Bangsa Indonesia adalah bangsa yang majemuk dan bersifat heterogen. Masyarakatnya terdiri dari beragam etnik, suku dan agama. Suku bangsa yang mencapai puluhan ribu jumlahnya menjadi aset yang sangat penting sehingga Indonesia termasuk negara yang kaya dengan budaya.
Di samping sebagai aset bangsa yang berharga, kebudayaan juga menjadi sumber nilai dan norma yang berperan penting dalam mengatur tatanan kehidupan bermasyarakat yang beradab dan beradat dan bahkan diwariskan secara turun temurun dari generasi ke generasi.
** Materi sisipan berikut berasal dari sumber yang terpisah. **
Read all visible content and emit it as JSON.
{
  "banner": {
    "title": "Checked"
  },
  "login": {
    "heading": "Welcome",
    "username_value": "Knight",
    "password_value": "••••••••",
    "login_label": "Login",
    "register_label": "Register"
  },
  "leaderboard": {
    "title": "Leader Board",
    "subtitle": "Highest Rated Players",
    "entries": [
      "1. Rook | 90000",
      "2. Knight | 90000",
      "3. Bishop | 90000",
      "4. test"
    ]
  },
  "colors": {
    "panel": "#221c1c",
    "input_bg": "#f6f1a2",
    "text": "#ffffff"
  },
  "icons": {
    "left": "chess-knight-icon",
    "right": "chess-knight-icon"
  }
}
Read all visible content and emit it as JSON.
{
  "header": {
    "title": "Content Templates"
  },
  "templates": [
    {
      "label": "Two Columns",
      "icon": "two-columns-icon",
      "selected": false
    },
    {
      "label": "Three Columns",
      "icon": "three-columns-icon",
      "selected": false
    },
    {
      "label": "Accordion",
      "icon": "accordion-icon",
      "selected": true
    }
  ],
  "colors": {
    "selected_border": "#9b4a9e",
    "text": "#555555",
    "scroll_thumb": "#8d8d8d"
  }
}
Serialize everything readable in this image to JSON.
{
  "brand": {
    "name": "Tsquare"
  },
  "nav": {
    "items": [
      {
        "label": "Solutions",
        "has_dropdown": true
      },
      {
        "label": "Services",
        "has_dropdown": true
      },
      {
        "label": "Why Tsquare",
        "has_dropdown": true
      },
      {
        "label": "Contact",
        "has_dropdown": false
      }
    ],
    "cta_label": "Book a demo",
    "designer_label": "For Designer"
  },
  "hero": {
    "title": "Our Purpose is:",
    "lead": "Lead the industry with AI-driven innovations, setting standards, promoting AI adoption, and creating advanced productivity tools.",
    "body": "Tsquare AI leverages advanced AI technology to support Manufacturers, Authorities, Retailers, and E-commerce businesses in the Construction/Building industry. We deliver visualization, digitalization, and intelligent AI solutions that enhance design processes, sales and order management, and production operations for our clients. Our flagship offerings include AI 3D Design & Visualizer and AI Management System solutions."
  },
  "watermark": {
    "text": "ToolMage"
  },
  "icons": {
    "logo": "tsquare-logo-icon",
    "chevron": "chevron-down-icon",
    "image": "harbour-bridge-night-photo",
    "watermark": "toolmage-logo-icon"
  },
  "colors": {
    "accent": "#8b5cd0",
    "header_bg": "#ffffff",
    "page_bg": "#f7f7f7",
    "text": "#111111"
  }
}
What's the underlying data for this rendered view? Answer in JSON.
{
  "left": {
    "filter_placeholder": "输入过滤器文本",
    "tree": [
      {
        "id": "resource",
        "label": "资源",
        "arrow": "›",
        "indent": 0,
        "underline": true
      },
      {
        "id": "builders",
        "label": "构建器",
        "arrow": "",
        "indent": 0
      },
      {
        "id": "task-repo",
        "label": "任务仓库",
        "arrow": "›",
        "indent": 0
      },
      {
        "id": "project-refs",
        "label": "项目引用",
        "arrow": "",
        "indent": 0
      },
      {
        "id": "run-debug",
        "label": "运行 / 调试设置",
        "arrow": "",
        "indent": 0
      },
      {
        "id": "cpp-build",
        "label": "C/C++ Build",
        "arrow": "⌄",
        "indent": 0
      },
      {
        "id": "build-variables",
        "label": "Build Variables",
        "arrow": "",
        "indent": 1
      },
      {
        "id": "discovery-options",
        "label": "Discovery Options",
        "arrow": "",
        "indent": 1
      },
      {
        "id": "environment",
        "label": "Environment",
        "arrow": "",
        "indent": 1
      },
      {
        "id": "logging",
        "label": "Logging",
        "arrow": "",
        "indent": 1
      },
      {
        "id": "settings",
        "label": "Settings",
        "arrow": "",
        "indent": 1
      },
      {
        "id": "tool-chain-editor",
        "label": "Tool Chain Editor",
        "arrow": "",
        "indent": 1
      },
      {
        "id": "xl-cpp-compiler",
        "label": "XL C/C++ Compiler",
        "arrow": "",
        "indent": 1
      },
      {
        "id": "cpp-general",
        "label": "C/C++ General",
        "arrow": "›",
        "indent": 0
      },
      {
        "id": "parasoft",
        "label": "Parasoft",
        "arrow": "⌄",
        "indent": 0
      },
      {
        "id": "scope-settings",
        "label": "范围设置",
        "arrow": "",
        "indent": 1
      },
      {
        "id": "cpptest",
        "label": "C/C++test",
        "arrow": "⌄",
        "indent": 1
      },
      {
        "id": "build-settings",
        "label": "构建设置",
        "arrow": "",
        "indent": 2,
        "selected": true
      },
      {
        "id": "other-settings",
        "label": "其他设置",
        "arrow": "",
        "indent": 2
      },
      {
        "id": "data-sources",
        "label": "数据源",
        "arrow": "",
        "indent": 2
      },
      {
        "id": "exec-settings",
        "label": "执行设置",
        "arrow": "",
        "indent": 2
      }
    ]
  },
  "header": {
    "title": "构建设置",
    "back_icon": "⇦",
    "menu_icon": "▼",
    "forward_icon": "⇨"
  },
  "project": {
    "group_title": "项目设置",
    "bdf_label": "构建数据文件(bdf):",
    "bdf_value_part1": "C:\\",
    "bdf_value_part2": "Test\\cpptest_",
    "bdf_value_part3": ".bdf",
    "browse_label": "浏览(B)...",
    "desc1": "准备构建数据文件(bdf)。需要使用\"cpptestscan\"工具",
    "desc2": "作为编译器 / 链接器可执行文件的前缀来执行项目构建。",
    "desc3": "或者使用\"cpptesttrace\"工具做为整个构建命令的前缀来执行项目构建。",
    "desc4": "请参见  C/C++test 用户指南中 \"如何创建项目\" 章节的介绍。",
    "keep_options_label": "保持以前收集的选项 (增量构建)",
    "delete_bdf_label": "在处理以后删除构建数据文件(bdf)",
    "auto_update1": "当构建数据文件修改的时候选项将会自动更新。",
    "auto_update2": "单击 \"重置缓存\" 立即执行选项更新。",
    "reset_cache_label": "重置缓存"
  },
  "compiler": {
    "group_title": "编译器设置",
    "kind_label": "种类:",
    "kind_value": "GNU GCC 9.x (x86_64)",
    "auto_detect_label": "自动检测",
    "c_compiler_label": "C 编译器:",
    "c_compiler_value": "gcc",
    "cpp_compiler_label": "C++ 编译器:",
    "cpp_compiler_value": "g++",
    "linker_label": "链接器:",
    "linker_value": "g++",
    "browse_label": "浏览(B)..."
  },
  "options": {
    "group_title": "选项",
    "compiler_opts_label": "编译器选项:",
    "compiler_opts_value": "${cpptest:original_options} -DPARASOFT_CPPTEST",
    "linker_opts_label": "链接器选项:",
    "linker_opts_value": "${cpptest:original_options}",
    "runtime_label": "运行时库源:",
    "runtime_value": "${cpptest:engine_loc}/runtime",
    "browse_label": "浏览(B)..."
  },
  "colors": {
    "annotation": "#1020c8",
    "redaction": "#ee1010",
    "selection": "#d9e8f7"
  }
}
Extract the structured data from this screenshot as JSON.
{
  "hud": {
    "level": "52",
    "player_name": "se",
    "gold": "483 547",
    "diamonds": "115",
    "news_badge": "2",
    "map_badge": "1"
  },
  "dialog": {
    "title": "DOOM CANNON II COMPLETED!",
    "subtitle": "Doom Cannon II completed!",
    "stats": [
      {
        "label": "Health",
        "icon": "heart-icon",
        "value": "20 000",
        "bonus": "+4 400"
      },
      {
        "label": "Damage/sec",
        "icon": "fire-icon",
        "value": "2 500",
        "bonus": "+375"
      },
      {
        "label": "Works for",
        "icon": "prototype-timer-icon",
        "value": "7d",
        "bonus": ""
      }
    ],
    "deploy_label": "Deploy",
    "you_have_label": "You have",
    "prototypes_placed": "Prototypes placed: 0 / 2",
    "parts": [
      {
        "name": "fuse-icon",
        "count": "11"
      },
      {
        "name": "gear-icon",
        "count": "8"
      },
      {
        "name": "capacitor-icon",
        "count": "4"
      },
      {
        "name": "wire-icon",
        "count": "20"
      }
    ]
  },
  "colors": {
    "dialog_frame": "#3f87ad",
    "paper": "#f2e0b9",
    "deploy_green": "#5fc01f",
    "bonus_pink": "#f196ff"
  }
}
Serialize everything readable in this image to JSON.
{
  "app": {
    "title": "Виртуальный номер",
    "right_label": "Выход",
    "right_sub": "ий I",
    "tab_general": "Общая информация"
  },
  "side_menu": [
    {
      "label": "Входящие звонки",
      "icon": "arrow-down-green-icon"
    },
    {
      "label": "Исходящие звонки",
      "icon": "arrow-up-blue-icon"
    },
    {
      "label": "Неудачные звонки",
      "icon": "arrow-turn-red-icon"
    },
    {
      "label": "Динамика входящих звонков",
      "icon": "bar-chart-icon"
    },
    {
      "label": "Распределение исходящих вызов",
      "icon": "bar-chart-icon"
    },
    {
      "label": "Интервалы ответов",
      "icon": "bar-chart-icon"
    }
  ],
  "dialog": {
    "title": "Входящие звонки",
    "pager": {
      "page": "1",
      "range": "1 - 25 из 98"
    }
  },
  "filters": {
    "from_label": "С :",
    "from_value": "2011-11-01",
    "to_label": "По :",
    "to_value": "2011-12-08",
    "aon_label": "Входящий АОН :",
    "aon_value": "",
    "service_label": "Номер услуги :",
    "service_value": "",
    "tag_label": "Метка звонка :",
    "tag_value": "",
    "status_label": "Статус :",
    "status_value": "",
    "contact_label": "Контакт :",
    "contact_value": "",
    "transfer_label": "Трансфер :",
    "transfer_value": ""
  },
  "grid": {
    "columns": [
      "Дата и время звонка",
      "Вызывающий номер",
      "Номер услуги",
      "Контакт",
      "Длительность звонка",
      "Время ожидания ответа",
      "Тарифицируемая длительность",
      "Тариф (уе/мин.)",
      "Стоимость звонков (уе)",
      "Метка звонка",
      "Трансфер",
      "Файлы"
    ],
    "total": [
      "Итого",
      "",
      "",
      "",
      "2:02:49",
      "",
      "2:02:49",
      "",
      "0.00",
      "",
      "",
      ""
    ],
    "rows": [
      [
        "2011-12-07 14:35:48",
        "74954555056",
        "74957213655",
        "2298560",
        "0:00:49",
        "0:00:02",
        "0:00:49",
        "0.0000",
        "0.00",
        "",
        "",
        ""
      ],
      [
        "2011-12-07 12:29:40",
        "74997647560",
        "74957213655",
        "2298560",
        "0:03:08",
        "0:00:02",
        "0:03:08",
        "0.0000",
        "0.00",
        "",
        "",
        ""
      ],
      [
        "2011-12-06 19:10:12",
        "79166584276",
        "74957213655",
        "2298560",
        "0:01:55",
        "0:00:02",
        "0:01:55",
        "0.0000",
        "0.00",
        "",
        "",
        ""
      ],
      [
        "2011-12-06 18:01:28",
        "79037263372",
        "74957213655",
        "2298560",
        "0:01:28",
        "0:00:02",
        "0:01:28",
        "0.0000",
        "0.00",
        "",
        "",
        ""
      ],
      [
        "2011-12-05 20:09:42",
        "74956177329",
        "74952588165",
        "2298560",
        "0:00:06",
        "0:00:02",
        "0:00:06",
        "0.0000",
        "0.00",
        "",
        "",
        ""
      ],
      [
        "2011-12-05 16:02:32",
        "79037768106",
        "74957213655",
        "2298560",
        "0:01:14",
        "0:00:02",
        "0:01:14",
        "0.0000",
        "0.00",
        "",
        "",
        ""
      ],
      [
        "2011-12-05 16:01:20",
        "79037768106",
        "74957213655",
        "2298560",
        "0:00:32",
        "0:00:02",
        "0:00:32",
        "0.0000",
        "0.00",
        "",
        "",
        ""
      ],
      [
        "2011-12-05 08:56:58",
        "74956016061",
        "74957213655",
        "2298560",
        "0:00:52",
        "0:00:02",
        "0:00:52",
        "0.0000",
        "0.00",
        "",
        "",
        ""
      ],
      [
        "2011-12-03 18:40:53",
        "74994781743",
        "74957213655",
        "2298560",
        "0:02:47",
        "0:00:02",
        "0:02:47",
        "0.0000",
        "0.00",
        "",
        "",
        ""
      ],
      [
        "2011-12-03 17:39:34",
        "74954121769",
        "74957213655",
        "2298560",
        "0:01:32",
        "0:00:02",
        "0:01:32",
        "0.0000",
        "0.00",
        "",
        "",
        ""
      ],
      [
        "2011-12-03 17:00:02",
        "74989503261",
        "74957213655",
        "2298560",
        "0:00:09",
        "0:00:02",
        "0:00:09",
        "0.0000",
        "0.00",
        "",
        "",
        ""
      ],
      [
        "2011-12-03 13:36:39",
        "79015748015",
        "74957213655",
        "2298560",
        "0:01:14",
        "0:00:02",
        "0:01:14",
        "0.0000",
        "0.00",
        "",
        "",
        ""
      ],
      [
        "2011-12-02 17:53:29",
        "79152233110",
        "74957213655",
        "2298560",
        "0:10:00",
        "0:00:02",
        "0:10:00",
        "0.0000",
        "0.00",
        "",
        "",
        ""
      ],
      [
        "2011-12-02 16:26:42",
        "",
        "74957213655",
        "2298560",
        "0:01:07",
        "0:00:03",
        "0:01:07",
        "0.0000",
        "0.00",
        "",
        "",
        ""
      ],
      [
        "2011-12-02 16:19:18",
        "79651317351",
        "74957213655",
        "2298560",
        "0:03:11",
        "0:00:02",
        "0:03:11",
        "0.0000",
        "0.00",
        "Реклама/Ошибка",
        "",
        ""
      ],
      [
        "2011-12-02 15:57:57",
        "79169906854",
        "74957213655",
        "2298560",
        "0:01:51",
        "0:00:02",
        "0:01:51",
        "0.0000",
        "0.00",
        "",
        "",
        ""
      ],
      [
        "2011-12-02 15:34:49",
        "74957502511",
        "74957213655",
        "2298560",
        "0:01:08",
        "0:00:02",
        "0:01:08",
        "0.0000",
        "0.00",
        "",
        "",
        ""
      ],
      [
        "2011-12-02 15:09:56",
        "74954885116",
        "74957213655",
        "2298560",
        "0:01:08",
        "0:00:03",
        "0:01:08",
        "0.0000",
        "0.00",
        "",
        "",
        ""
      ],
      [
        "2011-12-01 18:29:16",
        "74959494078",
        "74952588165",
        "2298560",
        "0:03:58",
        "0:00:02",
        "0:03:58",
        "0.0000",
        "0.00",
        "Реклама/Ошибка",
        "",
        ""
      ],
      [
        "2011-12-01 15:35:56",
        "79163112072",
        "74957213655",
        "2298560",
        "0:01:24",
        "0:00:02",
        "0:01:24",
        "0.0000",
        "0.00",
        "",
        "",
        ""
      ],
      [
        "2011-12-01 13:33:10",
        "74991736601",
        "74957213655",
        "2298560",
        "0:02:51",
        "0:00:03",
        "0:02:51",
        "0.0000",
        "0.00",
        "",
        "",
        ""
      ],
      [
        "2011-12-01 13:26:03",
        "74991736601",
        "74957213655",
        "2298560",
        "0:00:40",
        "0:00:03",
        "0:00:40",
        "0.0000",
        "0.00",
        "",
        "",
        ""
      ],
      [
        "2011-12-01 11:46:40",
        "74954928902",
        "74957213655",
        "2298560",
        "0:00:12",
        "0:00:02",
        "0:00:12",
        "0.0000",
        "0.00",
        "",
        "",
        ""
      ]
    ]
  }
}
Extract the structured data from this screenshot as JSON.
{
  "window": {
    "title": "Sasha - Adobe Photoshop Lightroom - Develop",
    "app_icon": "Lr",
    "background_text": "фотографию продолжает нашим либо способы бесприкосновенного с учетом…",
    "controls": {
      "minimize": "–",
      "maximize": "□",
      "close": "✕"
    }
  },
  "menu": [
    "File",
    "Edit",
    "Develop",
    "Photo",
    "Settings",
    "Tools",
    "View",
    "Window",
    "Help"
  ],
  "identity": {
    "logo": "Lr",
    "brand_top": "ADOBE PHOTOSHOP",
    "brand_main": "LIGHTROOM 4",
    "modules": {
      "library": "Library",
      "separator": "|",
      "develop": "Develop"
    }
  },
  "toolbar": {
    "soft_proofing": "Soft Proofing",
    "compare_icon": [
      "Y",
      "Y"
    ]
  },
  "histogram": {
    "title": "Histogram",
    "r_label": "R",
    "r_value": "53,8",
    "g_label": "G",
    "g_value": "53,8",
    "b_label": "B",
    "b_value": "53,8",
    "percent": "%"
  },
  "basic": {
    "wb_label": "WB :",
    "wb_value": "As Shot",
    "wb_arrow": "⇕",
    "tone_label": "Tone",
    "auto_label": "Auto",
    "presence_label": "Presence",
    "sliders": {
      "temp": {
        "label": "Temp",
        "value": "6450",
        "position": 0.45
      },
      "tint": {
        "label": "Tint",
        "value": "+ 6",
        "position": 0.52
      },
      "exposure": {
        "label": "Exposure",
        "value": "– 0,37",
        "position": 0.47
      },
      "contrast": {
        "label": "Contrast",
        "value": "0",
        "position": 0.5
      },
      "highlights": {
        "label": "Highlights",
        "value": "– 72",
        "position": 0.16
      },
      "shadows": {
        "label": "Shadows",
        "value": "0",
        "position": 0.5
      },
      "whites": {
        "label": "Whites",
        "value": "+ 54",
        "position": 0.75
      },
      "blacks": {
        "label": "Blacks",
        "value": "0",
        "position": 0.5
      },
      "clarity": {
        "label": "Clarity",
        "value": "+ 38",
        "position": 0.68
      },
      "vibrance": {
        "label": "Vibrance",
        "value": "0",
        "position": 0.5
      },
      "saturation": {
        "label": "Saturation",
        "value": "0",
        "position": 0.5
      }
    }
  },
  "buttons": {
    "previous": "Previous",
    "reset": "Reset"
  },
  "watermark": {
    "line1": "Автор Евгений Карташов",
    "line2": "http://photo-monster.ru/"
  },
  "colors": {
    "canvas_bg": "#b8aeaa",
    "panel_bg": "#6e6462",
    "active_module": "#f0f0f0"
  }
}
Di antara sekian banyak suku di Indonesia, satu di antaranya adalah suku Minangkabau yang mendiami wilayah provinsi Sumatera Barat.
Budaya dan adat istiadat Minangkabau memiliki bentuk dan corak yang beragam pula, salah satunya adalah kebiasaan menggelar pepatah-petitih pada acara-acara tertentu. Pepatah-petitih pada hakikatnya bukan sekadar tradisi atau budaya, lebih dari itu di dalamnya terkandung berbagai jenis nilai-nilai universal, termasuk juga nilai pendidikan.
Pepatah-petitih adalah peribahasa Minangkabau yang berisi nasehat dan ajaran dari para sesepuh. Setiap kalimat yang terdapat dalam peribahasa Minangkabau mengandung falsafah dasar Minangkabau yang bersumber dari alam.
Berikut adalah beberapa pepatah-petitih Minangkabau:
1. Bak manatiang minyak panuah, bak maelo rambuik dalam tapuang
(Bagaikan membawa minyak penuh, bagaikan menarik rambut dalam tepung)
Pepatah ini menjelaskan bahwa saat kita sedang mengerjakan sesuatu sebaiknya dilakukan dengan penuh kehati-hatian sehingga dapat berhasil dengan baik dan tidak akan merusak yang lain.
2. Bajalan paliharo kaki, mangecek paliharo lidah
(Berjalan pelihara kaki, berkata pelihara lidah)
Pepatah ini menjelaskan bahwa ketika kita berjalan maka peliharalah kaki dan ketika berbicara maka peliharalah lidah. Hendaklah kita memutuskan sesuatu dan hendaklah kita juga mempertimbangkan segala apa yang terjadi kemudian.